Friday 7 April 2023

Memories of Tina Kaufman - Adrian Martin pays tribute to the writer, activist and cinephile

Tina Kaufman (front, middle)

Another loss: Tina Kaufman. It’s impossible to overstate the importance of the wonderful tabloid FILMNEWS, which she edited over the long haul, in Australian film culture and history. While CINEMA PAPERS focused essentially on mainstream feature releases, FILMNEWS was the voice of independence: in cinema, ideas, politics, writing style, the lot.

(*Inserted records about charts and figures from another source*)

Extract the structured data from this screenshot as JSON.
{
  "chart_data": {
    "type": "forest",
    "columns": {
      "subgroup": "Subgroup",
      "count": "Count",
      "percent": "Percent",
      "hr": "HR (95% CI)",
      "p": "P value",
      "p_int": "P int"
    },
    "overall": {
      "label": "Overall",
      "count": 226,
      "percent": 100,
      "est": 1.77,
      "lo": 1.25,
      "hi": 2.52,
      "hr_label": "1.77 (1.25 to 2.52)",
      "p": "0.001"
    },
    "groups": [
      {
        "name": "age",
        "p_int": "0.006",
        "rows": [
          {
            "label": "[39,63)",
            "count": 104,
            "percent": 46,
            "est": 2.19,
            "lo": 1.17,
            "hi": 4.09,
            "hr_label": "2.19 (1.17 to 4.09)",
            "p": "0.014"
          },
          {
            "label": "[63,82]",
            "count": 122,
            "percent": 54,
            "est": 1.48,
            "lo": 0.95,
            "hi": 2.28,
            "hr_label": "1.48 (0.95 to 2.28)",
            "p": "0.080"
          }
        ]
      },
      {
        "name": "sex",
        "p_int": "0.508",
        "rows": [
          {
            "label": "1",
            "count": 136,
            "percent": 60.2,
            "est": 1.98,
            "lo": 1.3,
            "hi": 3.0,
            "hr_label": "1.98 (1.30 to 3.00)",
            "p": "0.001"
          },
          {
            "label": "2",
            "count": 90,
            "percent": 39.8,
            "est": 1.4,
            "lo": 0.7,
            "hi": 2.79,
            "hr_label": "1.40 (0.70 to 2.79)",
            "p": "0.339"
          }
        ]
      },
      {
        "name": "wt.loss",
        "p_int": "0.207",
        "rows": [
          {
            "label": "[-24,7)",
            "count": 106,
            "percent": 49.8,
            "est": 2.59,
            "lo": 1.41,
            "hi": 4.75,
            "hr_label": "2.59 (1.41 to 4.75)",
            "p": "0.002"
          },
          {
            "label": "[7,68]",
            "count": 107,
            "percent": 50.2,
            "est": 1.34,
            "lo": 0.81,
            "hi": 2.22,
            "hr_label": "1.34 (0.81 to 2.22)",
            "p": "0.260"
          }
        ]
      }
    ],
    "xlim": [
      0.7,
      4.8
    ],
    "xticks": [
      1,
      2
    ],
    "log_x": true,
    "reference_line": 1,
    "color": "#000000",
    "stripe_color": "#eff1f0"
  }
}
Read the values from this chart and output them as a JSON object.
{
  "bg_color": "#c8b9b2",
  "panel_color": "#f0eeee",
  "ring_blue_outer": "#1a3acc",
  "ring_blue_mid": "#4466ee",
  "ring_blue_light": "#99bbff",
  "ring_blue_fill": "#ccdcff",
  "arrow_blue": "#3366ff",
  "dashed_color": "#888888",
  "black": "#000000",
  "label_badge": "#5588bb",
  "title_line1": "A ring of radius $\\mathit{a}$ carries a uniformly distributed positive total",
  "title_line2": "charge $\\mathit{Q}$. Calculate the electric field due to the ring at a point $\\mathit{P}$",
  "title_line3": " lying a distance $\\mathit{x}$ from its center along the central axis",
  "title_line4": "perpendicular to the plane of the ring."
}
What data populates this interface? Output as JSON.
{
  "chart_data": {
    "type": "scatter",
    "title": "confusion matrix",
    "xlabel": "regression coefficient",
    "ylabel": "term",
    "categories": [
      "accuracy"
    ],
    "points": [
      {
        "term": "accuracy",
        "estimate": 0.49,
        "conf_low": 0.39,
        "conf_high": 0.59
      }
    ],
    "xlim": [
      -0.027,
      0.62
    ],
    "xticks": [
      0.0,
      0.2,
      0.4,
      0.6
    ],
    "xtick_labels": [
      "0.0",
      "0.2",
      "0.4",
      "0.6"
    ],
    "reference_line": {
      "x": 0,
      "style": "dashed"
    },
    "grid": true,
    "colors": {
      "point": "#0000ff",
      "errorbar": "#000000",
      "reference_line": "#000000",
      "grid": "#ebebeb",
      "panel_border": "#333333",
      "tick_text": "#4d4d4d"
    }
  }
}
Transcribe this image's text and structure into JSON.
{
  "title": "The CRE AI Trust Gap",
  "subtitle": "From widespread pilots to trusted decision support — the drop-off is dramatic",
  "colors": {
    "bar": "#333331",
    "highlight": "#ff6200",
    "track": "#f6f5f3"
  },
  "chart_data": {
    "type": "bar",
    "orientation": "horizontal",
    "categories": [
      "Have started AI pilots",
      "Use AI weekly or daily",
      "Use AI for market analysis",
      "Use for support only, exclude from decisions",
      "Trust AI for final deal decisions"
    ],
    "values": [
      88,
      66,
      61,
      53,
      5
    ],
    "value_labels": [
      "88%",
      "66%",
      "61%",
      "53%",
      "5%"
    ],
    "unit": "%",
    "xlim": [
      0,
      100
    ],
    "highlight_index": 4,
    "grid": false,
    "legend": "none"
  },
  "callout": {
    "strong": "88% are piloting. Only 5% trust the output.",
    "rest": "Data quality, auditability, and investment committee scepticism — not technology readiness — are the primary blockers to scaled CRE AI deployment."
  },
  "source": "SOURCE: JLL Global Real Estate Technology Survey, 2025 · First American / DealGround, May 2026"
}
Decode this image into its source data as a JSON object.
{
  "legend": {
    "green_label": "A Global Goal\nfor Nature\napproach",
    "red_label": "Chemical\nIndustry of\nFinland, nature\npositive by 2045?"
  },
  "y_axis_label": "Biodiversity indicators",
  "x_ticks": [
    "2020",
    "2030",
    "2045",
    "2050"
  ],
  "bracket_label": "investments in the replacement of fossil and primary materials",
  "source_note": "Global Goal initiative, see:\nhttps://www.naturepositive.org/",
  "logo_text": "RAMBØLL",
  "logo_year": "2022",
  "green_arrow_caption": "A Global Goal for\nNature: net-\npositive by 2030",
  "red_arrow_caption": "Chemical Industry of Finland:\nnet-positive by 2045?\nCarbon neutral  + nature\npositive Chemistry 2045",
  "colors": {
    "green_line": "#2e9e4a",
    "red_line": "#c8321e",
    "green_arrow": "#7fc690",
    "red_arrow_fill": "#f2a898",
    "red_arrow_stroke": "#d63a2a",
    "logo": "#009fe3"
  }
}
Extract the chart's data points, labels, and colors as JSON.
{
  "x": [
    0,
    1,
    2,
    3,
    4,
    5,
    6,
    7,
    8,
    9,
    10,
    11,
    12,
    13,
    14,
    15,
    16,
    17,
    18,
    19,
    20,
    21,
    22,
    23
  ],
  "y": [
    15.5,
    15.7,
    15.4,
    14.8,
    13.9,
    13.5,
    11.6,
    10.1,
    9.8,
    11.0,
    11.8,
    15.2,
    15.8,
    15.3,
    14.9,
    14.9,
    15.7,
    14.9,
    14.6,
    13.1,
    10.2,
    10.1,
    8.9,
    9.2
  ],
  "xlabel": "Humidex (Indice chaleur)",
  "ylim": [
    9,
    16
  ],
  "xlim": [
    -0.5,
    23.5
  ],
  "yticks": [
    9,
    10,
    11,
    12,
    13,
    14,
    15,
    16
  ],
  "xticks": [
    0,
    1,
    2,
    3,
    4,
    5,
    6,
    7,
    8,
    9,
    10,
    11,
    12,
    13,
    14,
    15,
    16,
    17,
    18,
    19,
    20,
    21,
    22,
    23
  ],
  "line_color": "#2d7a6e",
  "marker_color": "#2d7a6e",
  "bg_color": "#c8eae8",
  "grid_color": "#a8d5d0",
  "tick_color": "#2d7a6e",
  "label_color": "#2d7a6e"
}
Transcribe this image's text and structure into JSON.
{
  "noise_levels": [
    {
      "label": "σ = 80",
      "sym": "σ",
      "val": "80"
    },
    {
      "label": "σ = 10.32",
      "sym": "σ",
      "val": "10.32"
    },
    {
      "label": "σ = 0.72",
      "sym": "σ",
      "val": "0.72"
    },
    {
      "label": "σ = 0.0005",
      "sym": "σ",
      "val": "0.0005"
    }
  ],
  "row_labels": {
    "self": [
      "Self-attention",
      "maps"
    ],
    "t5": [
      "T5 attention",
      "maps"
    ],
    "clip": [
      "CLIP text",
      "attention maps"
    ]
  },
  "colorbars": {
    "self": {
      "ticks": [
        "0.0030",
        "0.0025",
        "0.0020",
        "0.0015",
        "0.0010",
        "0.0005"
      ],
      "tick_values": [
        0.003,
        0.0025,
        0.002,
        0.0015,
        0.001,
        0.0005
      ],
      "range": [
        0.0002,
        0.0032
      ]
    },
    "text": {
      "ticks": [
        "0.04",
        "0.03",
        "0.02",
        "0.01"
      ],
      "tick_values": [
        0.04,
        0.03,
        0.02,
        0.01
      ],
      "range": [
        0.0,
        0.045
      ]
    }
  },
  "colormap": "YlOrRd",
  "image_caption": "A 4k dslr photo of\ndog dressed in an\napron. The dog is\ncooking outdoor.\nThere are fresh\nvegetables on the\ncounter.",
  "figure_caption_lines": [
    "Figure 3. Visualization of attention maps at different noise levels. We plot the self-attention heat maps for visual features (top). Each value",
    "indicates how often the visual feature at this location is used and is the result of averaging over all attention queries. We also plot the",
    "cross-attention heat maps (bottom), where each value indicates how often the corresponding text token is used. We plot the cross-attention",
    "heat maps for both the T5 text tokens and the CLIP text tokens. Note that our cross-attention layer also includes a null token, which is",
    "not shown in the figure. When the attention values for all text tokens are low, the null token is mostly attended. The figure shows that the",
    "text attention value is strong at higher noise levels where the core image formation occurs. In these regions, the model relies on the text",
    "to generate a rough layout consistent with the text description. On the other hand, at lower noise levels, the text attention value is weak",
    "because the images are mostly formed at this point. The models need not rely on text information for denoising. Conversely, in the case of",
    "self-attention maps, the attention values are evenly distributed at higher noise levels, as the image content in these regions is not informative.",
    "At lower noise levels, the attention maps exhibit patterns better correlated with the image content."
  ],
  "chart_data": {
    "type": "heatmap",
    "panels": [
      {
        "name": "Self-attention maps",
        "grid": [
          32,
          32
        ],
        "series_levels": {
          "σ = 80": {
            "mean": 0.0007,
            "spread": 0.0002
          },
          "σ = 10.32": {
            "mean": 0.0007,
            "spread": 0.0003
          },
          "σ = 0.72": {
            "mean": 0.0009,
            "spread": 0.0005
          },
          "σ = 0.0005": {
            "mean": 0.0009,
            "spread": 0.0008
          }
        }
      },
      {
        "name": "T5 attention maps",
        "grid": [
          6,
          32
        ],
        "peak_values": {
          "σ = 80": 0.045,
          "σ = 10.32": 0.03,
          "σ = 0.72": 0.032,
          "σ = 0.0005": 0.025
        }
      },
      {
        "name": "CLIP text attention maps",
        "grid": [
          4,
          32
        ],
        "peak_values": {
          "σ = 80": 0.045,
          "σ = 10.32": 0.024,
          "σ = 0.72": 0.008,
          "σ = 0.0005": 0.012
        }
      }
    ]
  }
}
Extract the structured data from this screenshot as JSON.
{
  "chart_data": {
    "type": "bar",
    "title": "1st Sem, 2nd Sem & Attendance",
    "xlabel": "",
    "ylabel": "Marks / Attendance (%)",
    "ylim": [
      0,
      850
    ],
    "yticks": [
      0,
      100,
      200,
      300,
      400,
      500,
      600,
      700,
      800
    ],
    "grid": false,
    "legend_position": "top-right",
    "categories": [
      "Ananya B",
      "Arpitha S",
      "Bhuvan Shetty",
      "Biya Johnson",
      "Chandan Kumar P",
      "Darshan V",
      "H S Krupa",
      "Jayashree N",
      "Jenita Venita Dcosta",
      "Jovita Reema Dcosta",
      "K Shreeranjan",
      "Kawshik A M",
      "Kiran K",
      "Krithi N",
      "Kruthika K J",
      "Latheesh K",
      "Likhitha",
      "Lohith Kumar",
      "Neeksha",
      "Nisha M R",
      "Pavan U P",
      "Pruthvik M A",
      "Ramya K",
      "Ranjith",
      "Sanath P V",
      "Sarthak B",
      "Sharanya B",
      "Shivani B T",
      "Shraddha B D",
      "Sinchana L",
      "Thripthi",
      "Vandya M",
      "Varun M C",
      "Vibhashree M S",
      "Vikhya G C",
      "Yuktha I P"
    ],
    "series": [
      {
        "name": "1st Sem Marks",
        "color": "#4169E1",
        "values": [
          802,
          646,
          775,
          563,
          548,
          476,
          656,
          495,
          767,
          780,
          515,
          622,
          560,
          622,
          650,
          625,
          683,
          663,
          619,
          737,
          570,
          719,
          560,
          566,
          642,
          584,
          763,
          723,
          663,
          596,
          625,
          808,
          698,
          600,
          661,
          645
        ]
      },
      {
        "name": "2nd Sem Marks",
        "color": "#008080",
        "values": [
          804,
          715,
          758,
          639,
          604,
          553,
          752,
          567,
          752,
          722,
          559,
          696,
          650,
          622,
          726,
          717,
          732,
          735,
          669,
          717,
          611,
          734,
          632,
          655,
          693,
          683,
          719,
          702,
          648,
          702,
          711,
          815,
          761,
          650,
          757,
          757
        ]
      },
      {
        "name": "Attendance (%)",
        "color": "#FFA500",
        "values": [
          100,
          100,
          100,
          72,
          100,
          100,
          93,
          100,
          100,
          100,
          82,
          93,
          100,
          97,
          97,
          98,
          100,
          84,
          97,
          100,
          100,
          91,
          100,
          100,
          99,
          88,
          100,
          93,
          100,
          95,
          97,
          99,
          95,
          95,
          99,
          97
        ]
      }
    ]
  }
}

Tina had indispensable collaborators (including Hall Greenland) all throughout, but she was that publication’s heart and soul – and she kept it on track through every tight monthly deadline, every funding crisis, every rocking of the boat. 

 

She was, in so many ways, an extraordinary person. Only she could have held together the extremely diverse set of people and interests that fed into FILMNEWS: everything from the most old-fashioned cinephilia to the most progressive politics, and every hybrid position in-between. 

 

Tina had a brilliant, in-depth, on-the-ground understanding of industrial matters in the film world (she became a kind of regular ‘industry reporter’ in METRO and other places post-FILMNEWS) – stuff I was never able to follow until Tina laid it out so lucidly in her articles. 

 

She had a gregarious side: she loved to laugh, gossip and network. No ideological position was sacrosanct for her, and she took a wicked pleasure in hurling people’s arguments against other in the often-contested pages of FILMNEWS. 

 

A unique thing about Tina: she was the only non-academic person I ever knew who could happily attend every session of numerous university conferences on film & media: apart from the socialising side, she always found something interesting in every discussion she heard. 

 

Something else I recall: her absolute devotion to attending every new Hong Kong release in Sydney’s Chinatown cinemas, at the time when that tranche of filmmaking was so exciting and revelatory. 

 

Tina eventually got to write a book, on WAKE IN FRIGHT for Jane Mills’ Currency series of Australian Classics: it provides a fascinating perspective on how she saw that film in the context of 1960s social and lifestyle changes in Australia (which she lived to the hilt). 

 

Tina was an essential person in my life, particularly during the 1980s. I wrote for FILMNEWS from 1981 to 1993, often in a somewhat ´wild’, experimental style, trying to find my voice – including a long critique of the magazine’s own film-crit contents! 

 

Perhaps the last communication I had with Tina was in late 2017, after my website launched. She liked it, but had two complaints about what I had not yet included: a. my 2010 launch speech for her book; and b. a conference paper I had given on the classic 1930s film PETER IBBETSON back in 1985, of which she retained a crystal-clear memory! 

 

In 1986, when I moved from Melbourne to Sydney for a while, I virtually lived in the FILMNEWS office at the Chauvel cinema. I was broke, displaced from all my routines, and fairly depressed; Tina gave me things to do, and would always help me out with another $20 bill so that I didn’t starve.

 

Once, when I was especially sad after some interpersonal incident, I went moping to Tina at her desk there. She listened attentively, thought for a moment, then proclaimed: “Well, look, it’s good to shake life up once in a while!” What wise advice! Vale Tina.